Marcus Tullius Cicero (196BC ‒ 16BC), De Officiis, Book 1, Moral Goodness (h/t to Glen Alleman, October 8, 2013 Quote of the Day)
One of the joys of the English language is the overloading of words with multiple meanings. While it’s not hard to start an argument over technical issues under normal circumstances, having multiple definitions to conflate makes it that much easier. Take, for example, the word “architecture”. While different dictionaries give slightly different definitions (e.g. Merriam-Webster Dictionary.com and Wiktionary), the common set of definitions boil down to:
- the practice of architecture (i.e. the discipline of architectural design)
- an architectural style (e.g. layered, RESTful, etc.)

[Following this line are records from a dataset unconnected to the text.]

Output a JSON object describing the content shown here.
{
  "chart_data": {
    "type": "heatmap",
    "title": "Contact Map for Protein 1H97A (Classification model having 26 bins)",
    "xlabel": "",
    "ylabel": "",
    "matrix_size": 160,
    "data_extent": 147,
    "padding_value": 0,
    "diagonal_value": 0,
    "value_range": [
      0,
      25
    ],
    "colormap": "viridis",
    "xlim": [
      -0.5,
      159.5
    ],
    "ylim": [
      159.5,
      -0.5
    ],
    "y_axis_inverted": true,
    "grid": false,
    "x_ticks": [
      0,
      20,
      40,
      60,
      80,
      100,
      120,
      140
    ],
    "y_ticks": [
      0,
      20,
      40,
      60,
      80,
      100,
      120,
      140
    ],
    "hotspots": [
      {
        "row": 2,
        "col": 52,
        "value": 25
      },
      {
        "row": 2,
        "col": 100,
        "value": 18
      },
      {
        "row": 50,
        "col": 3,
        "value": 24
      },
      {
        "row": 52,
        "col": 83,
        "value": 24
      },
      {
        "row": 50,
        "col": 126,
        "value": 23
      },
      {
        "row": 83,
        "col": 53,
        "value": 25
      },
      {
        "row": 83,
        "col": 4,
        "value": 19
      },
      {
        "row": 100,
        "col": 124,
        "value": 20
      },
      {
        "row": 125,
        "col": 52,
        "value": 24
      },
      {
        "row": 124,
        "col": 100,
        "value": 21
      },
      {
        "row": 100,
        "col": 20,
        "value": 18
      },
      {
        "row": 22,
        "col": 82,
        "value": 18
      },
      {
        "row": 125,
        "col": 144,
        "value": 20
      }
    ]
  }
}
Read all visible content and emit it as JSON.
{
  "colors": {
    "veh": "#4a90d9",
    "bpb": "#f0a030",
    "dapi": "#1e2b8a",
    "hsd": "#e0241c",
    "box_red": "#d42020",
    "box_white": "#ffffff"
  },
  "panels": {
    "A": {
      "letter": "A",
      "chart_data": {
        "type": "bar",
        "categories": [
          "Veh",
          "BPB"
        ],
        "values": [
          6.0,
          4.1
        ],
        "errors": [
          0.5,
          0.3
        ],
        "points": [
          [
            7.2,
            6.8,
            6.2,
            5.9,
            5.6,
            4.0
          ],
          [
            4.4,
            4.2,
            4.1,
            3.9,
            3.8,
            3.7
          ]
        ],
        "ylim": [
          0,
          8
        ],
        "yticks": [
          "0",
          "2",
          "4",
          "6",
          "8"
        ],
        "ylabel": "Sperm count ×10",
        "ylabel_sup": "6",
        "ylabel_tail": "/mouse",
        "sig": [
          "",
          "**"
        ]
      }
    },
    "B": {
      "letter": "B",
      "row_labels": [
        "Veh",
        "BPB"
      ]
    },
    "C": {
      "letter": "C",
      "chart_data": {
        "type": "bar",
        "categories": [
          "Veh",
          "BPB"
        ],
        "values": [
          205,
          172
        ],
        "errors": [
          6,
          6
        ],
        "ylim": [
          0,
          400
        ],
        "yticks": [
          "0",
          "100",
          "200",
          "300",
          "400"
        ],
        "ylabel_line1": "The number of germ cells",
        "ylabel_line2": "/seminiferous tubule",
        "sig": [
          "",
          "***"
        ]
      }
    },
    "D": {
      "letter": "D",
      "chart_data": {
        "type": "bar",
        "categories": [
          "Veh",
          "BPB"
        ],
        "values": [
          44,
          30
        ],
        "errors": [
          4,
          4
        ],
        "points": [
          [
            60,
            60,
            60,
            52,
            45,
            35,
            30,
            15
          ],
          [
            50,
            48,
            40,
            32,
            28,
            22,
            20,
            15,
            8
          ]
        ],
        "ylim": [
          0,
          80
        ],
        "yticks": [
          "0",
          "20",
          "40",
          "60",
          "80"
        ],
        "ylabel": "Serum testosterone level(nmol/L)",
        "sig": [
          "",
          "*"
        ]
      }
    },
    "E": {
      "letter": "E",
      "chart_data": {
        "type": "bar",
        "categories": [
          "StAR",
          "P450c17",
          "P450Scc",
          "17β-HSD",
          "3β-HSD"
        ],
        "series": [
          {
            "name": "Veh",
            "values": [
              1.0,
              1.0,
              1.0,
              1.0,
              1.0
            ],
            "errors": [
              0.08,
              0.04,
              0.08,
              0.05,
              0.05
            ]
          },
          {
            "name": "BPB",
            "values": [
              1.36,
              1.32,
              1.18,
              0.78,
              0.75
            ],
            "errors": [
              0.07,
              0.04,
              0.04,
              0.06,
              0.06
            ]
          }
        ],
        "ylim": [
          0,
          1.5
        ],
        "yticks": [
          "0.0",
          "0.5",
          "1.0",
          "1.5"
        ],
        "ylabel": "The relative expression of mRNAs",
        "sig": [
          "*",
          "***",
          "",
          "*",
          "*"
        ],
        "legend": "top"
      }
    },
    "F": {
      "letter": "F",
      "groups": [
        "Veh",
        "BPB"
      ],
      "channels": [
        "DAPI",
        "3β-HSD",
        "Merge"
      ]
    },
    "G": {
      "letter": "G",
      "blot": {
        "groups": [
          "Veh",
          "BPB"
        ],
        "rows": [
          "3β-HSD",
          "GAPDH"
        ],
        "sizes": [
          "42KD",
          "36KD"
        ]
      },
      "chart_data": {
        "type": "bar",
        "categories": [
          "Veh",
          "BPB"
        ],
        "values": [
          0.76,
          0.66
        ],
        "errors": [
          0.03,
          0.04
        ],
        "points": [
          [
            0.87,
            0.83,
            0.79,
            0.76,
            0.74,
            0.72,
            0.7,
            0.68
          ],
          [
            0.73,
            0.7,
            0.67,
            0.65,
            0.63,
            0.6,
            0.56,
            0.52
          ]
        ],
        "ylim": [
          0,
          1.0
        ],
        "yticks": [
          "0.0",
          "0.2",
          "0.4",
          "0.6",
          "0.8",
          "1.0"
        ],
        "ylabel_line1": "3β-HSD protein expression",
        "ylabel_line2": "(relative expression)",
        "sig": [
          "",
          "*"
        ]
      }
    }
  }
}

- the result of architectural work (i.e. the architecture of a thing – the “decisions of consequence” that define the structure and behavior of a system as well as constraining its future evolution)
While there is a relationship between these concepts, a person practicing architecture might create an architectural design using one or more architectural styles, there is enough differentiation to cause trouble if we don’t clarify our terms. Far from being an academic exercise, paying attention to semantics can actually save time and frustration when there is ambiguity present.